Furthermore, it has been shown that recovery rates, especially for cobalt, are significantly improved when processing large quantities of active cathode materials. A magnetic separation step is necessary when the processed material contains cobalt, nickel, and manganese simultaneously. This step strongly influences the purities of the Ni–Co alloy and manganese carbonate collected after treatment. The use of more efficient magnetic separation devices than the one used in this study could greatly enhance these purities.
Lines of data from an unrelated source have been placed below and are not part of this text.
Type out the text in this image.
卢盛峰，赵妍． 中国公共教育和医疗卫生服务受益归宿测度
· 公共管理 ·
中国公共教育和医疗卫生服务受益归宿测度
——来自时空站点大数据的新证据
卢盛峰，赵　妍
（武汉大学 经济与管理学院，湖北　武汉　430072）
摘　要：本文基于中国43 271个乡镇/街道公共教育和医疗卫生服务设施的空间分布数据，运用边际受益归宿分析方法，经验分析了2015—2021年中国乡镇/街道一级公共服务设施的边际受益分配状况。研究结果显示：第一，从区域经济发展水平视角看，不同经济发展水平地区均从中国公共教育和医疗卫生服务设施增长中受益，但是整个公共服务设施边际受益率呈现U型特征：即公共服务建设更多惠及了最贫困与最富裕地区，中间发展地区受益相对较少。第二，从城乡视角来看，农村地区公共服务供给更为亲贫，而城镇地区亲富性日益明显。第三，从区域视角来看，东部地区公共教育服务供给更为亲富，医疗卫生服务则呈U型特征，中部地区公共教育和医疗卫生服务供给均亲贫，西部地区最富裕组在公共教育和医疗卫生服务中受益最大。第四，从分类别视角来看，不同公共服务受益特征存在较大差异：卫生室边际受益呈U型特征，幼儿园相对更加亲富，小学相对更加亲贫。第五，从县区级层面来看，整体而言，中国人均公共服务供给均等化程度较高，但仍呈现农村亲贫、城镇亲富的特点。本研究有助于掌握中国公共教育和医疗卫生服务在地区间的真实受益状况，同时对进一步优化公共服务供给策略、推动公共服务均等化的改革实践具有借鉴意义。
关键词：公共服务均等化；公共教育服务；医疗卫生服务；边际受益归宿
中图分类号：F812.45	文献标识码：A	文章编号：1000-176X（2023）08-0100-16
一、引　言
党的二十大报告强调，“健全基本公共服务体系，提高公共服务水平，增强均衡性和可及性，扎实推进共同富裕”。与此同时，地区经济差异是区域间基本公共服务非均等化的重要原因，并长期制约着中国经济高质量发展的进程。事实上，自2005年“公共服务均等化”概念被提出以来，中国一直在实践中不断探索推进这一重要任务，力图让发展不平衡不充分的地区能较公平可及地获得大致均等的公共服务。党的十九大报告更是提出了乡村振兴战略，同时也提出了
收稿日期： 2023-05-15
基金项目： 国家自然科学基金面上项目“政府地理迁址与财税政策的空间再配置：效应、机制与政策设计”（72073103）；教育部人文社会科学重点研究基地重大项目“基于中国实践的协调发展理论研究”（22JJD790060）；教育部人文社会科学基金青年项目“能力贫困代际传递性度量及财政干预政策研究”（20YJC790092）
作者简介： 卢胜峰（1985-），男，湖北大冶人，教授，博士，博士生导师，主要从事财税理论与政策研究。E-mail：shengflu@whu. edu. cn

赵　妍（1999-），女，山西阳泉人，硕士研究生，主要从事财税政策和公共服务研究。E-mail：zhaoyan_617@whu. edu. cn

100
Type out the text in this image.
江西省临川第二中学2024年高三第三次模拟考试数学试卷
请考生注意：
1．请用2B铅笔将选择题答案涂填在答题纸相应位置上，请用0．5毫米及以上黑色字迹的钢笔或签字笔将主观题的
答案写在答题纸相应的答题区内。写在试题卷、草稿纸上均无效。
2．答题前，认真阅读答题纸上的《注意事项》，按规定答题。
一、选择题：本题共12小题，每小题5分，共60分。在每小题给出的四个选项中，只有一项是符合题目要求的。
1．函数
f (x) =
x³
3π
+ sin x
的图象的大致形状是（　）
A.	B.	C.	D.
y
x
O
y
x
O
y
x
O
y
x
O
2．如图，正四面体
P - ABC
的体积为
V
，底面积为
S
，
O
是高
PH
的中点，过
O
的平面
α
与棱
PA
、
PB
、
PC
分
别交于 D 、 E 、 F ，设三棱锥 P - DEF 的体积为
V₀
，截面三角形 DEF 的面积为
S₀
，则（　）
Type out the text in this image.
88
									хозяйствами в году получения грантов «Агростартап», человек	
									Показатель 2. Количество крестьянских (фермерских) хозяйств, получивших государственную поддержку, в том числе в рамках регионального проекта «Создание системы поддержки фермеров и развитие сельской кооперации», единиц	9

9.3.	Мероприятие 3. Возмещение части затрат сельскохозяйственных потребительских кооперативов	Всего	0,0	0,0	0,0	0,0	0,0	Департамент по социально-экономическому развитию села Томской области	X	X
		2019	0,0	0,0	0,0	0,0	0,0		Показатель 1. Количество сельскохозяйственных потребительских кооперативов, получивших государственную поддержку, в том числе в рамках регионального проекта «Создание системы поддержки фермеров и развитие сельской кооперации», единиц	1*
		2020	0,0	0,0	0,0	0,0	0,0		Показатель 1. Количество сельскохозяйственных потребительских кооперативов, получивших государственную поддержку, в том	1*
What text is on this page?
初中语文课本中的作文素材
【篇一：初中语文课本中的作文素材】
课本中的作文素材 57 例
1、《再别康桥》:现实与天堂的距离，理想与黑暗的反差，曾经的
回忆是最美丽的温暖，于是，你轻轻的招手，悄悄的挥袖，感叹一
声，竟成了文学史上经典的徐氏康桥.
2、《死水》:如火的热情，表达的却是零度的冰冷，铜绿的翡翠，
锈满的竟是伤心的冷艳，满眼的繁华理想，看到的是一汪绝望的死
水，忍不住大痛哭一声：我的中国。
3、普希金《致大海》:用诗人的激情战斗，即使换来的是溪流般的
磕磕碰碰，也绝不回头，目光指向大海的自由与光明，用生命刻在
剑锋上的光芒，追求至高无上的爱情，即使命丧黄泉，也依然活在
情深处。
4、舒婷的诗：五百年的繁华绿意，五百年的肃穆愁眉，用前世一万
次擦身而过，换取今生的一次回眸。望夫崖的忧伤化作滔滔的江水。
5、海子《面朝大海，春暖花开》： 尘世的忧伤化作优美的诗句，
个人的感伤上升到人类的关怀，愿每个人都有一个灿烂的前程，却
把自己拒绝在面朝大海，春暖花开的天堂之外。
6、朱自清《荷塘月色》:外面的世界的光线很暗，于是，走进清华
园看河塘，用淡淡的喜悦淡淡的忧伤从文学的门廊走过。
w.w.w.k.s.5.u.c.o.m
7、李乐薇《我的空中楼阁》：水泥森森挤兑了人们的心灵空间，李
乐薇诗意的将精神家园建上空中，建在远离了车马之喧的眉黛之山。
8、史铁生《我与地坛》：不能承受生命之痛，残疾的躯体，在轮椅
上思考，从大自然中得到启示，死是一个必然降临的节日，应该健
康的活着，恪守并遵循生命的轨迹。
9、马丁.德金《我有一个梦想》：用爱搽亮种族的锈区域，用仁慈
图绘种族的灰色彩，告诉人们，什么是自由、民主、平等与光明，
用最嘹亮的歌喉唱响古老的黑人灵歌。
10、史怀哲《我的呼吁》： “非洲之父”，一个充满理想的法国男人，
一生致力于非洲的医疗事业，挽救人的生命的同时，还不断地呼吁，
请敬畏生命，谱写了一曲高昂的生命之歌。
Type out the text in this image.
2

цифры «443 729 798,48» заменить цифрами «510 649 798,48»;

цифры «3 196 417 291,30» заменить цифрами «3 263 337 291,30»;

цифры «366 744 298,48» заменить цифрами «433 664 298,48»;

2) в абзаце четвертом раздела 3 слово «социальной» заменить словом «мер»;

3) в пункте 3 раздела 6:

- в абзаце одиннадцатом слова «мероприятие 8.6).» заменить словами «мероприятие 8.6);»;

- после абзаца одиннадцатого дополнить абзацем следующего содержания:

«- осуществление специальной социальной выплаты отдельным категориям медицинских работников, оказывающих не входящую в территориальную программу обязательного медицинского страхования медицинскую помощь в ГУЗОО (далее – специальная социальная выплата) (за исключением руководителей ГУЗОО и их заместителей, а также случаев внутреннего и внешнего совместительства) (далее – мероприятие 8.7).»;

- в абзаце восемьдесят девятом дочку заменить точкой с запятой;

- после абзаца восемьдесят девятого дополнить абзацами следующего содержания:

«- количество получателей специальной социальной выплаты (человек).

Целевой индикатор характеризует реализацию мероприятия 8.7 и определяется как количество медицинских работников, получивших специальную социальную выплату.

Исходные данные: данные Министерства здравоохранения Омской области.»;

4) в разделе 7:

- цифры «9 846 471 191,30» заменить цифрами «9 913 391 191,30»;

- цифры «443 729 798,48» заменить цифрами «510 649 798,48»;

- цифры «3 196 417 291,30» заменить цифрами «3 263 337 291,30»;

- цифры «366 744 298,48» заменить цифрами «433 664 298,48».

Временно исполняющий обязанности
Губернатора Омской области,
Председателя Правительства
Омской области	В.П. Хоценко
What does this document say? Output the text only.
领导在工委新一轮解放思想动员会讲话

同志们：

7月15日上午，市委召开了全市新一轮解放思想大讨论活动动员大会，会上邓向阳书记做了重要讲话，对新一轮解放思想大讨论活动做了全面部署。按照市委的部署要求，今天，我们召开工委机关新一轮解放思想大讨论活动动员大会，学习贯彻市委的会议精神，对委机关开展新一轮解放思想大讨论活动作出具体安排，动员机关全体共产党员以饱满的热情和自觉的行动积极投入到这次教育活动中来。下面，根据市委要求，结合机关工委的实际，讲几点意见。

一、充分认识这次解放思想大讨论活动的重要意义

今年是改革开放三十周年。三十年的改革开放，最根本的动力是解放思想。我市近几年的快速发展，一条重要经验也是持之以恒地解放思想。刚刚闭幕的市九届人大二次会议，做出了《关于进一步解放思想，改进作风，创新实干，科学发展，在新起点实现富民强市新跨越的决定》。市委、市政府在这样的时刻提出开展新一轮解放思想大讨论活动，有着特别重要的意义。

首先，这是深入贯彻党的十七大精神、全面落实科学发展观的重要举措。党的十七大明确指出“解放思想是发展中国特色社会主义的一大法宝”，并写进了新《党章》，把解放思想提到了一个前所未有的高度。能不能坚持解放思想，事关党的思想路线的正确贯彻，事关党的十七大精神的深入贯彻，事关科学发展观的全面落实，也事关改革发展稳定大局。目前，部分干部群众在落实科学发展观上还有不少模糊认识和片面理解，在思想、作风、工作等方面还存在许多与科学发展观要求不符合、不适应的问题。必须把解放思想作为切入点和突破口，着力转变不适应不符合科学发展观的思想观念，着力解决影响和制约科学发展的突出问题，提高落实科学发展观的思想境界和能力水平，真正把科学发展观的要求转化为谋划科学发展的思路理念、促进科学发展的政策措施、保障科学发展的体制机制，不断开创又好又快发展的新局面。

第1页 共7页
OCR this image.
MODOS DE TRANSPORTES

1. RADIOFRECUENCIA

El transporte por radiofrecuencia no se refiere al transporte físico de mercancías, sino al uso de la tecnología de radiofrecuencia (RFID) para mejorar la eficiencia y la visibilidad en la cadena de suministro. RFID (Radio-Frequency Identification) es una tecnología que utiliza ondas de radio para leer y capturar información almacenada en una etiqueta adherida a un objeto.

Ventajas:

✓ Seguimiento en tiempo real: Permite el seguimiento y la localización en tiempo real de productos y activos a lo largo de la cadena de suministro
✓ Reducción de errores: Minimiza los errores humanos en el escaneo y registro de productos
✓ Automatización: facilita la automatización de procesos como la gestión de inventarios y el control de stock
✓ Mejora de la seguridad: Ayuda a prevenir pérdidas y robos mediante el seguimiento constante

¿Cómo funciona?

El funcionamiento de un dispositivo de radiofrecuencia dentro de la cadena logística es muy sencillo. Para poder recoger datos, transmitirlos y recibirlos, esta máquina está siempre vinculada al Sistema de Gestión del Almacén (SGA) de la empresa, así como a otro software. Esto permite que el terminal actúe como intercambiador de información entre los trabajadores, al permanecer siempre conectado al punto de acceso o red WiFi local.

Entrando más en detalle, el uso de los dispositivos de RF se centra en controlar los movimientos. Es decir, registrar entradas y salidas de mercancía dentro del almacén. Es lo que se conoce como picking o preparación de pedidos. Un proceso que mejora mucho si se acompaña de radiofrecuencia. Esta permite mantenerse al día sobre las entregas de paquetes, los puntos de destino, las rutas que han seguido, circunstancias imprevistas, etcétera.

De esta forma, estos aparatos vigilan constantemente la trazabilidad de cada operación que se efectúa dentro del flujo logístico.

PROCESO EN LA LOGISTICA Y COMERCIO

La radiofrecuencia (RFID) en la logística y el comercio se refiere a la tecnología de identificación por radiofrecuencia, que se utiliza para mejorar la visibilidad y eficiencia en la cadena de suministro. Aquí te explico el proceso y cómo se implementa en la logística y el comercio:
The application of this treatment to NMC-type black mass from a battery has demonstrated that the presence of graphite does not affect this process. Additionally, it has been shown that the recovered powder also contains LiF. Further investigations need to be conducted to determine if this compound originates from the decomposition of LiPF6 present in the electrolyte.
Declaration of interests
The authors do not work for, advise, own shares in, or receive funds from any organization that could benefit from this article, and have declared no affiliations other than their research organizations.
Funding
The authors would like to thank the ESP (Energy and Propulsion Systems) Carnot Institute for their financial support in the context of the NeoBATT project. This work was additionally supported by the European Union and the Normandy region as part of the operational program FEDER/FSE 2014-2020 through the RECYLION project, and by the CNRS (French National Center for Scientific Research) in the frame of the prematuration CARY-ION project.